Published: 18 September 2008

Abstract

Background

The

    IN
hibitor of
    G
rowth (ING) family of type II tumor suppressors (ING1–ING5) is involved in many cellular processes such as cell aging, apoptosis, DNA repair and tumorigenesis. To expand our understanding of the proteins with which the ING proteins interact, we designed a method that did not depend upon large-scale proteomics-based methods, since they may fail to highlight transient or relatively weak interactions.
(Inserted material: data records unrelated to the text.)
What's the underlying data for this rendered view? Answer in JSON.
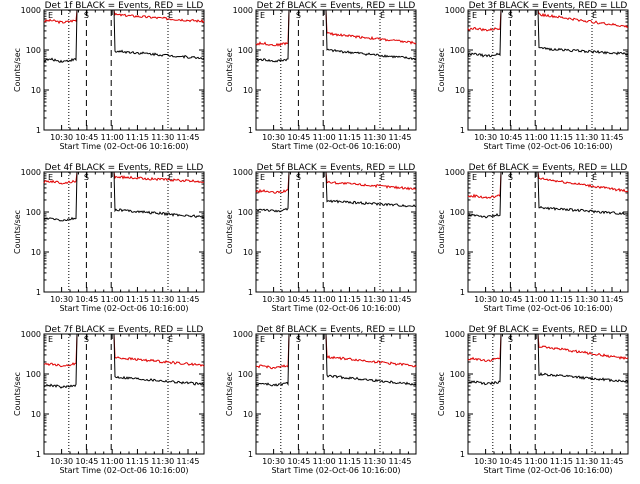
{
  "colors": {
    "events": "#000000",
    "lld": "#e00000",
    "axes": "#000000",
    "background": "#ffffff"
  },
  "markers": {
    "start": "S",
    "end": "E"
  },
  "chart_data": [
    {
      "type": "line",
      "title": "Det 1f BLACK = Events, RED = LLD",
      "xlabel": "Start Time (02-Oct-06 10:16:00)",
      "ylabel": "Counts/sec",
      "yscale": "log",
      "ylim": [
        1,
        1000
      ],
      "xticks": [
        "10:30",
        "10:45",
        "11:00",
        "11:15",
        "11:30",
        "11:45"
      ],
      "yticks": [
        "1",
        "10",
        "100",
        "1000"
      ],
      "dotted_lines": [
        0.155,
        0.775
      ],
      "dashed_lines": [
        0.265,
        0.42
      ],
      "series": [
        {
          "color": "#e00000",
          "pre": 520,
          "post": 770,
          "end": 520
        },
        {
          "color": "#000000",
          "pre": 55,
          "post": 95,
          "end": 62
        }
      ]
    },
    {
      "type": "line",
      "title": "Det 2f BLACK = Events, RED = LLD",
      "xlabel": "Start Time (02-Oct-06 10:16:00)",
      "ylabel": "Counts/sec",
      "yscale": "log",
      "ylim": [
        1,
        1000
      ],
      "xticks": [
        "10:30",
        "10:45",
        "11:00",
        "11:15",
        "11:30",
        "11:45"
      ],
      "yticks": [
        "1",
        "10",
        "100",
        "1000"
      ],
      "dotted_lines": [
        0.155,
        0.775
      ],
      "dashed_lines": [
        0.265,
        0.42
      ],
      "series": [
        {
          "color": "#e00000",
          "pre": 140,
          "post": 260,
          "end": 150
        },
        {
          "color": "#000000",
          "pre": 55,
          "post": 100,
          "end": 60
        }
      ]
    },
    {
      "type": "line",
      "title": "Det 3f BLACK = Events, RED = LLD",
      "xlabel": "Start Time (02-Oct-06 10:16:00)",
      "ylabel": "Counts/sec",
      "yscale": "log",
      "ylim": [
        1,
        1000
      ],
      "xticks": [
        "10:30",
        "10:45",
        "11:00",
        "11:15",
        "11:30",
        "11:45"
      ],
      "yticks": [
        "1",
        "10",
        "100",
        "1000"
      ],
      "dotted_lines": [
        0.155,
        0.775
      ],
      "dashed_lines": [
        0.265,
        0.42
      ],
      "series": [
        {
          "color": "#e00000",
          "pre": 330,
          "post": 780,
          "end": 380
        },
        {
          "color": "#000000",
          "pre": 75,
          "post": 110,
          "end": 80
        }
      ]
    },
    {
      "type": "line",
      "title": "Det 4f BLACK = Events, RED = LLD",
      "xlabel": "Start Time (02-Oct-06 10:16:00)",
      "ylabel": "Counts/sec",
      "yscale": "log",
      "ylim": [
        1,
        1000
      ],
      "xticks": [
        "10:30",
        "10:45",
        "11:00",
        "11:15",
        "11:30",
        "11:45"
      ],
      "yticks": [
        "1",
        "10",
        "100",
        "1000"
      ],
      "dotted_lines": [
        0.155,
        0.775
      ],
      "dashed_lines": [
        0.265,
        0.42
      ],
      "series": [
        {
          "color": "#e00000",
          "pre": 560,
          "post": 760,
          "end": 570
        },
        {
          "color": "#000000",
          "pre": 65,
          "post": 115,
          "end": 75
        }
      ]
    },
    {
      "type": "line",
      "title": "Det 5f BLACK = Events, RED = LLD",
      "xlabel": "Start Time (02-Oct-06 10:16:00)",
      "ylabel": "Counts/sec",
      "yscale": "log",
      "ylim": [
        1,
        1000
      ],
      "xticks": [
        "10:30",
        "10:45",
        "11:00",
        "11:15",
        "11:30",
        "11:45"
      ],
      "yticks": [
        "1",
        "10",
        "100",
        "1000"
      ],
      "dotted_lines": [
        0.155,
        0.775
      ],
      "dashed_lines": [
        0.265,
        0.42
      ],
      "series": [
        {
          "color": "#e00000",
          "pre": 320,
          "post": 560,
          "end": 380
        },
        {
          "color": "#000000",
          "pre": 110,
          "post": 190,
          "end": 140
        }
      ]
    },
    {
      "type": "line",
      "title": "Det 6f BLACK = Events, RED = LLD",
      "xlabel": "Start Time (02-Oct-06 10:16:00)",
      "ylabel": "Counts/sec",
      "yscale": "log",
      "ylim": [
        1,
        1000
      ],
      "xticks": [
        "10:30",
        "10:45",
        "11:00",
        "11:15",
        "11:30",
        "11:45"
      ],
      "yticks": [
        "1",
        "10",
        "100",
        "1000"
      ],
      "dotted_lines": [
        0.155,
        0.775
      ],
      "dashed_lines": [
        0.265,
        0.42
      ],
      "series": [
        {
          "color": "#e00000",
          "pre": 240,
          "post": 700,
          "end": 330
        },
        {
          "color": "#000000",
          "pre": 80,
          "post": 130,
          "end": 90
        }
      ]
    },
    {
      "type": "line",
      "title": "Det 7f BLACK = Events, RED = LLD",
      "xlabel": "Start Time (02-Oct-06 10:16:00)",
      "ylabel": "Counts/sec",
      "yscale": "log",
      "ylim": [
        1,
        1000
      ],
      "xticks": [
        "10:30",
        "10:45",
        "11:00",
        "11:15",
        "11:30",
        "11:45"
      ],
      "yticks": [
        "1",
        "10",
        "100",
        "1000"
      ],
      "dotted_lines": [
        0.155,
        0.775
      ],
      "dashed_lines": [
        0.265,
        0.42
      ],
      "series": [
        {
          "color": "#e00000",
          "pre": 170,
          "post": 260,
          "end": 165
        },
        {
          "color": "#000000",
          "pre": 50,
          "post": 85,
          "end": 55
        }
      ]
    },
    {
      "type": "line",
      "title": "Det 8f BLACK = Events, RED = LLD",
      "xlabel": "Start Time (02-Oct-06 10:16:00)",
      "ylabel": "Counts/sec",
      "yscale": "log",
      "ylim": [
        1,
        1000
      ],
      "xticks": [
        "10:30",
        "10:45",
        "11:00",
        "11:15",
        "11:30",
        "11:45"
      ],
      "yticks": [
        "1",
        "10",
        "100",
        "1000"
      ],
      "dotted_lines": [
        0.155,
        0.775
      ],
      "dashed_lines": [
        0.265,
        0.42
      ],
      "series": [
        {
          "color": "#e00000",
          "pre": 150,
          "post": 270,
          "end": 160
        },
        {
          "color": "#000000",
          "pre": 55,
          "post": 90,
          "end": 55
        }
      ]
    },
    {
      "type": "line",
      "title": "Det 9f BLACK = Events, RED = LLD",
      "xlabel": "Start Time (02-Oct-06 10:16:00)",
      "ylabel": "Counts/sec",
      "yscale": "log",
      "ylim": [
        1,
        1000
      ],
      "xticks": [
        "10:30",
        "10:45",
        "11:00",
        "11:15",
        "11:30",
        "11:45"
      ],
      "yticks": [
        "1",
        "10",
        "100",
        "1000"
      ],
      "dotted_lines": [
        0.155,
        0.775
      ],
      "dashed_lines": [
        0.265,
        0.42
      ],
      "series": [
        {
          "color": "#e00000",
          "pre": 230,
          "post": 500,
          "end": 240
        },
        {
          "color": "#000000",
          "pre": 60,
          "post": 100,
          "end": 65
        }
      ]
    }
  ]
}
Here we test a cross-species (yeast, fly, and human) bioinformatics-based approach to identify potential human ING-interacting proteins with higher probability and accuracy than approaches based on screens in a single species.

Results

We confirm the validity of this screen and show that ING1 interacts specifically with three of the three proteins tested; p38MAPK, MEKK4 and RAD50. These novel ING-interacting proteins further link ING proteins to cell stress and DNA damage signaling, providing previously unknown upstream links to DNA damage response pathways in which ING1 participates. The bioinformatics approach we describe can be used to create an interaction prediction list for any human proteins with yeast homolog(s).

Conclusion

None of the validated interactions were predicted by the conventional protein-protein interaction tools we tested. Validation of our approach by traditional laboratory techniques shows that we can extract value from the voluminous weak interaction data already elucidated in yeast and fly databases. We therefore propose that the weak (low signal to noise ratio) data from large-scale interaction datasets are currently underutilized.